Maybe Idiocracy‘s most biting jab is that it never once, outside of a quick reference to a past organization known as the U.N. (“the un”), mentions the existence of any other country besides “America.” Whether the rest of the world is better or worse off, or if they’ve all just been subsumed due to a combination of dumbing down and rampant Americanization, is up for speculation (assuming an explanation isn’t among the axed bits). Hubris and megalomania walk hand in hand with ignorance, a point sledgehammered home by the character of Camacho, the President of America. As played by Everybody Hates Chris’s Terry Crews, Camacho is a musclebound, silken-haired, psychotic former wrestler who enters presidential appointments to blaring rock and fog machines, and spends his speeches dancing, flicking off constituents, and firing his gun into the air to silence dissent. Like everyone else, he wears only roomy tracksuits, though his stars-and-stripes patterns and enormous presidential medallion set him apart from the advertisement-spangled rabble.

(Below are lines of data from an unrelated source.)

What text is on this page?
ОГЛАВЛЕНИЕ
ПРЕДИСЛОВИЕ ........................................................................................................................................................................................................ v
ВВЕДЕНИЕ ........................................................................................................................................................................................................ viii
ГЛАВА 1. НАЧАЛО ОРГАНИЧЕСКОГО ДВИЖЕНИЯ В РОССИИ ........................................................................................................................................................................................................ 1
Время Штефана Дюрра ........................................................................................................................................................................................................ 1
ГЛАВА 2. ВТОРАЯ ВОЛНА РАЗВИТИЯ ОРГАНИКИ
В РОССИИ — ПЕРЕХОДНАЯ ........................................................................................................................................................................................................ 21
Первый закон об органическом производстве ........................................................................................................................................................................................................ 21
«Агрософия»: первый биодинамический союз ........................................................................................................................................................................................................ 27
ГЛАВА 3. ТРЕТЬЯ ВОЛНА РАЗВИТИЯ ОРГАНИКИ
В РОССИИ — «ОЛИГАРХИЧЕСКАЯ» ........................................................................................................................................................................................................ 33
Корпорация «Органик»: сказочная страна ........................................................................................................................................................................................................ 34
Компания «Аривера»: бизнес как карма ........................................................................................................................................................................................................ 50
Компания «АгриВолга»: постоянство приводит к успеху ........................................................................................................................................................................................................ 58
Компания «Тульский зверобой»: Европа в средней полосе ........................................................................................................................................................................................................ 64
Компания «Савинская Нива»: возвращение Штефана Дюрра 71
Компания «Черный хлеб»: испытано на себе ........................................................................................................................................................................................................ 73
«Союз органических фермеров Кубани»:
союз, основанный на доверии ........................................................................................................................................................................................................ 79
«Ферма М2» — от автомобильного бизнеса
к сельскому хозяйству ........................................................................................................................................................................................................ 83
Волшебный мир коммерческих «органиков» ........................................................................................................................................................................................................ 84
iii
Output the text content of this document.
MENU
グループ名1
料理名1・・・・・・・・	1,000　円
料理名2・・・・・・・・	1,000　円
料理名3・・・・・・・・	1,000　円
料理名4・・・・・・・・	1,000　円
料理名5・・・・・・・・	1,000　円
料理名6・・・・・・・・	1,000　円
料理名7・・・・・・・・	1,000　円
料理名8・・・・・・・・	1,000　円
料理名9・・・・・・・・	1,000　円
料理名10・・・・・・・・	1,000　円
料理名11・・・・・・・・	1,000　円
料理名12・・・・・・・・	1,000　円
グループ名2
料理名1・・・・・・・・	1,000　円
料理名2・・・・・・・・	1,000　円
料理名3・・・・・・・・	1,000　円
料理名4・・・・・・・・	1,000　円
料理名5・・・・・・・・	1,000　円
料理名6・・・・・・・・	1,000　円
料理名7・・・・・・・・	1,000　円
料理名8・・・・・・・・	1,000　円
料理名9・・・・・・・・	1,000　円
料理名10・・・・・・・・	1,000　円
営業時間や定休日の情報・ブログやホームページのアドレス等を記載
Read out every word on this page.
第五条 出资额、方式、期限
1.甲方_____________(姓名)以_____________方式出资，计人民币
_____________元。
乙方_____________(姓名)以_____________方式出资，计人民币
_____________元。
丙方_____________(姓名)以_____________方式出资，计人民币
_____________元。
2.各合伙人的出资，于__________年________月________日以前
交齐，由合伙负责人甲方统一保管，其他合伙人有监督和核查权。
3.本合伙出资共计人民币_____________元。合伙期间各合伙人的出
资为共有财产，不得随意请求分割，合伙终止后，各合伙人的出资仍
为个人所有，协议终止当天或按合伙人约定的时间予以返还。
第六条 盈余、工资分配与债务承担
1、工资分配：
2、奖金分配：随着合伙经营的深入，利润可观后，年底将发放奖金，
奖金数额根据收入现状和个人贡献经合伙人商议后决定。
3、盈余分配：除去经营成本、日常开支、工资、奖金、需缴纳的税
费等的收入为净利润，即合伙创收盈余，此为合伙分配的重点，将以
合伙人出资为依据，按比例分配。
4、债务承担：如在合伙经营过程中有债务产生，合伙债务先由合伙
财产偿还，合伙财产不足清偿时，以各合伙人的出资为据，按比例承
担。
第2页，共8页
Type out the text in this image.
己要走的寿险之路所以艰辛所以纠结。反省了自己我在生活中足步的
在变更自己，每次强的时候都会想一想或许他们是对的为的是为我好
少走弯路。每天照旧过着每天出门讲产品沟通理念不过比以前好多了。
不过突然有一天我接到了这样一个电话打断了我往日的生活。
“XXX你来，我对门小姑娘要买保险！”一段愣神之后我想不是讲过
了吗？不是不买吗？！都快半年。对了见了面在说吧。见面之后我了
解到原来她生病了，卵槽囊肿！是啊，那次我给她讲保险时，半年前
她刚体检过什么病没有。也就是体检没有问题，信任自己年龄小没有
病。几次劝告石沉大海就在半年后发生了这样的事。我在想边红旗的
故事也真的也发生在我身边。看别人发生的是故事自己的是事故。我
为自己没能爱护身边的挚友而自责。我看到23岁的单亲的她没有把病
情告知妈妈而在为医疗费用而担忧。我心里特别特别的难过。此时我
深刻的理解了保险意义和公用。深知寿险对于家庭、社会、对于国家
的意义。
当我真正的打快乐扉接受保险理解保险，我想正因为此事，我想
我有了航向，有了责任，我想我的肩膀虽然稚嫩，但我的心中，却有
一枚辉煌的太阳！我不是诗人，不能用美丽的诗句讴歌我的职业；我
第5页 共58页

Camacho might be Judge’s most ridiculous creation yet; you’d have to go back to Beavis and Butthead’s military jock gym coach to locate such vehement parody.
The movie’s art design is an endearing hodgepodge of ingredients; the disastrous effects of extreme neglect are everywhere, but there are also compact, sleek (if dirty) cars and insane multiscreened TVs—it is still the future, after all, and luxury item technology has advanced unabated. You can’t chalk up all of Idiocracy‘s gaudy ugliness (all browns, oranges, and reds) to sardonic prophecy—a few of the CGI backdrops are plain fakey, and other set pieces are Theodore Rex bad. But it never sacrifices cleverness, even through the drab demolition derby finale (featuring a bearded Andrew Wilson as flame shooter Beef Supreme). There’s a great biting-the-hand-that-feeds-you moment when a TV cuts to Fox News, and the two anchors are a shirtless, orange-tanned bodybuilder and a chesty bimbo. Slim revenge, considering the movie’s fate, but Judge has made it clear that he’s above bitter fitfulness. The studio’s dismissal of the movie was unfortunate, if not extraordinary. For now it’s enough to be thankful that such a trenchant, weird satire is finally available and poised to gain whatever cult status it deserves.